The case was brought before Judge Geraldine Carthy at Carlow District Court yesterday (Thursday, July 2nd).
The farmer pleaded guilty to Regulation 6 (1) (b) of the Safety, Health & Welfare at Work (Construction) Regulations 2013, as it relates to Section 77 (2) (c) of the Safety, Health and Welfare at Work Act 2005.
The prosecution arose after an accident that occurred on the November 23rd, 2018 on a farm building under construction near Tullow, Co.

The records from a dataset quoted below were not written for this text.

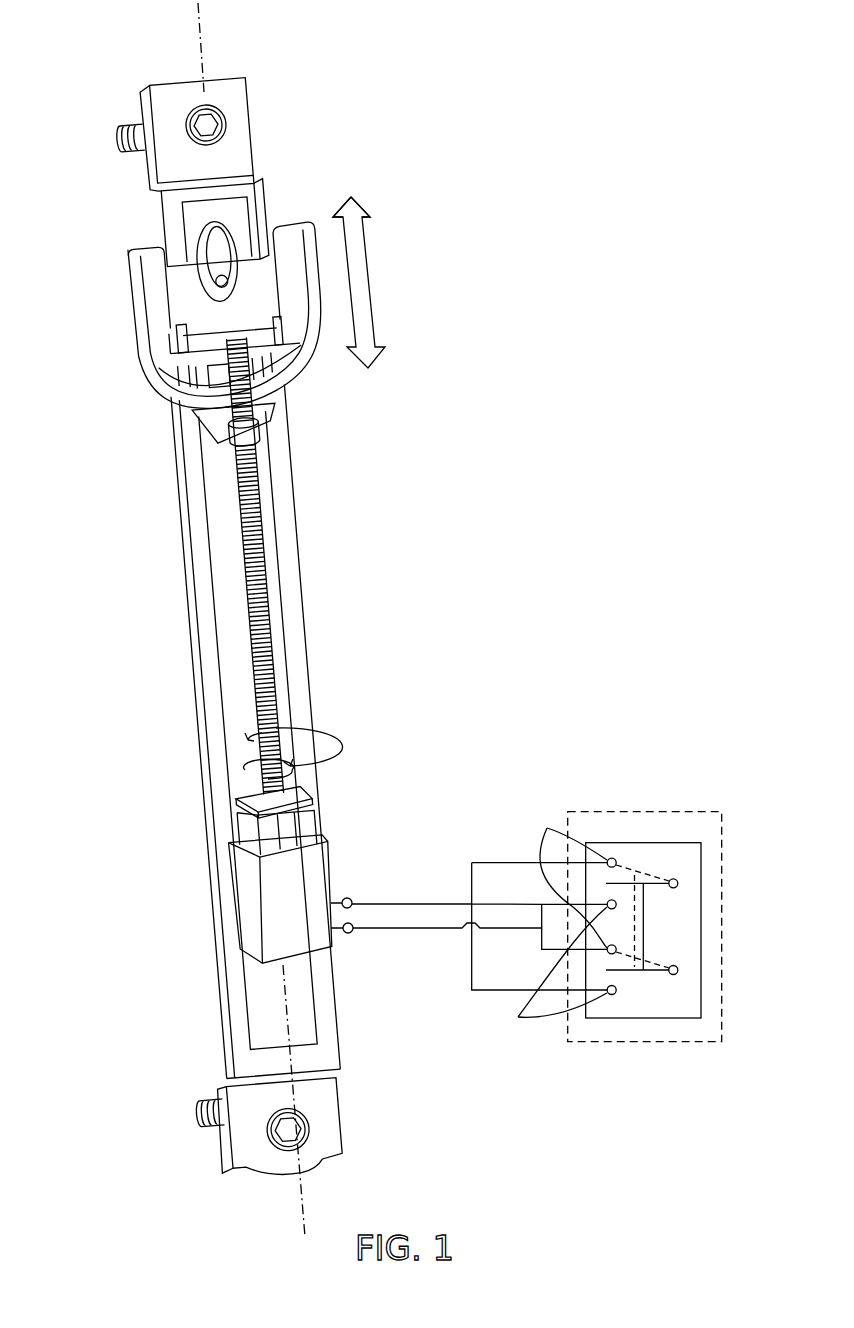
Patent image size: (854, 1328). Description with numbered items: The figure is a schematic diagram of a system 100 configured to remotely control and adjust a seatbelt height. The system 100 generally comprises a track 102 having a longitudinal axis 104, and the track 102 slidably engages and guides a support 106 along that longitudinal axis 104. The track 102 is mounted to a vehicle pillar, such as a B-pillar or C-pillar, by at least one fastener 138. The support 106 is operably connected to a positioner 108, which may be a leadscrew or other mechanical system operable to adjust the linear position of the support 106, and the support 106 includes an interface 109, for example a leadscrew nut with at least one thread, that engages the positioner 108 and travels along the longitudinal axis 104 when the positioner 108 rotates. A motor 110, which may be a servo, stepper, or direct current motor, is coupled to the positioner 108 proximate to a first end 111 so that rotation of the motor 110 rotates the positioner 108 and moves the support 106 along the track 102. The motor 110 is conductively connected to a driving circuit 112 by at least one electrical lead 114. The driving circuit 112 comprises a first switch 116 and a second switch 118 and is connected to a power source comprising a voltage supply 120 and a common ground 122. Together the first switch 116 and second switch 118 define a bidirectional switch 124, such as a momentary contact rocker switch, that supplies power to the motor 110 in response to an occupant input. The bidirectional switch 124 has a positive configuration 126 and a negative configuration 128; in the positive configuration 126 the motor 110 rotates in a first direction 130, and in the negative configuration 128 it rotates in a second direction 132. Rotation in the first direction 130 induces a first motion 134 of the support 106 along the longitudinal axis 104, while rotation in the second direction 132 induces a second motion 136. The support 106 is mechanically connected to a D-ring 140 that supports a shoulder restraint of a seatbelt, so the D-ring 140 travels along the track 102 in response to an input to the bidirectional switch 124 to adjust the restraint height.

The system 100 is at (385, 70).
The track 102 is at (198, 557).
The longitudinal axis 104 is at (200, 38).
The support 106 is at (262, 415).
The positioner 108 is at (262, 535).
The interface 109 is at (200, 426).
The motor 110 is at (245, 910).
The first end 111 is at (239, 759).
The driving circuit 112 is at (645, 910).
The electrical lead 114 is at (380, 927).
The first switch 116 is at (709, 872).
The second switch 118 is at (712, 981).
The voltage supply 120 is at (678, 881).
The common ground 122 is at (678, 971).
The bidirectional switch 124 is at (685, 1043).
The positive configuration 126 is at (562, 876).
The negative configuration 128 is at (545, 969).
The first direction 130 is at (250, 772).
The second direction 132 is at (283, 737).
The first motion 134 is at (377, 360).
The second motion 136 is at (360, 204).
The fastener 138 is at (142, 146).
The D-ring 140 is at (143, 287).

Carlow.
The court heard that a self-employed roofing contractor suffered personal injuries when he fell approximately 22 feet whilst installing roof sheets on the agricultural building under construction without any fall protection or fall prevention measures in place.
The farmer pleaded guilty to the charge, in that he failed to appoint a Project Supervisor Construction Stage (PSCS).
The role of a Project Supervisor Construction Stage is to coordinate the various construction work activities in such a way as to ensure the safety of all persons on site and compliance with the Safety, Health and Welfare at Work (Construction) Regulations 2013, the HSA said.
A particular requirement is to develop the Construction Stage Safety and Health Plan with specific measures concerning work that involves particular risk such as working at a height/roof work.
Additional requirements include the coordination of contractors’ safe working procedures and ensuring all persons on site are in possession of a valid Construction Safety Awareness Registration Card (Safe Pass) and, where required, a Construction Skills Registration Card Scheme Card (CSCS).
Taking appropriate safety measures
Mark Cullen, assistant chief executive of the Health and Safety Authority, said that this particular case highlighted the importance of taking the appropriate safety measures.
“The self-employed roofing contractor suffered very serious injuries following an incident which could have been prevented if the appropriate steps were taken by the client.”
“I strongly urge all clients and duty holders to prioritise safety on-site and ensure the necessary planning is undertaken and the required precautions are in place.”
“Failure to do so in this situation led to very serious consequences for the worker concerned,” Cullen concluded.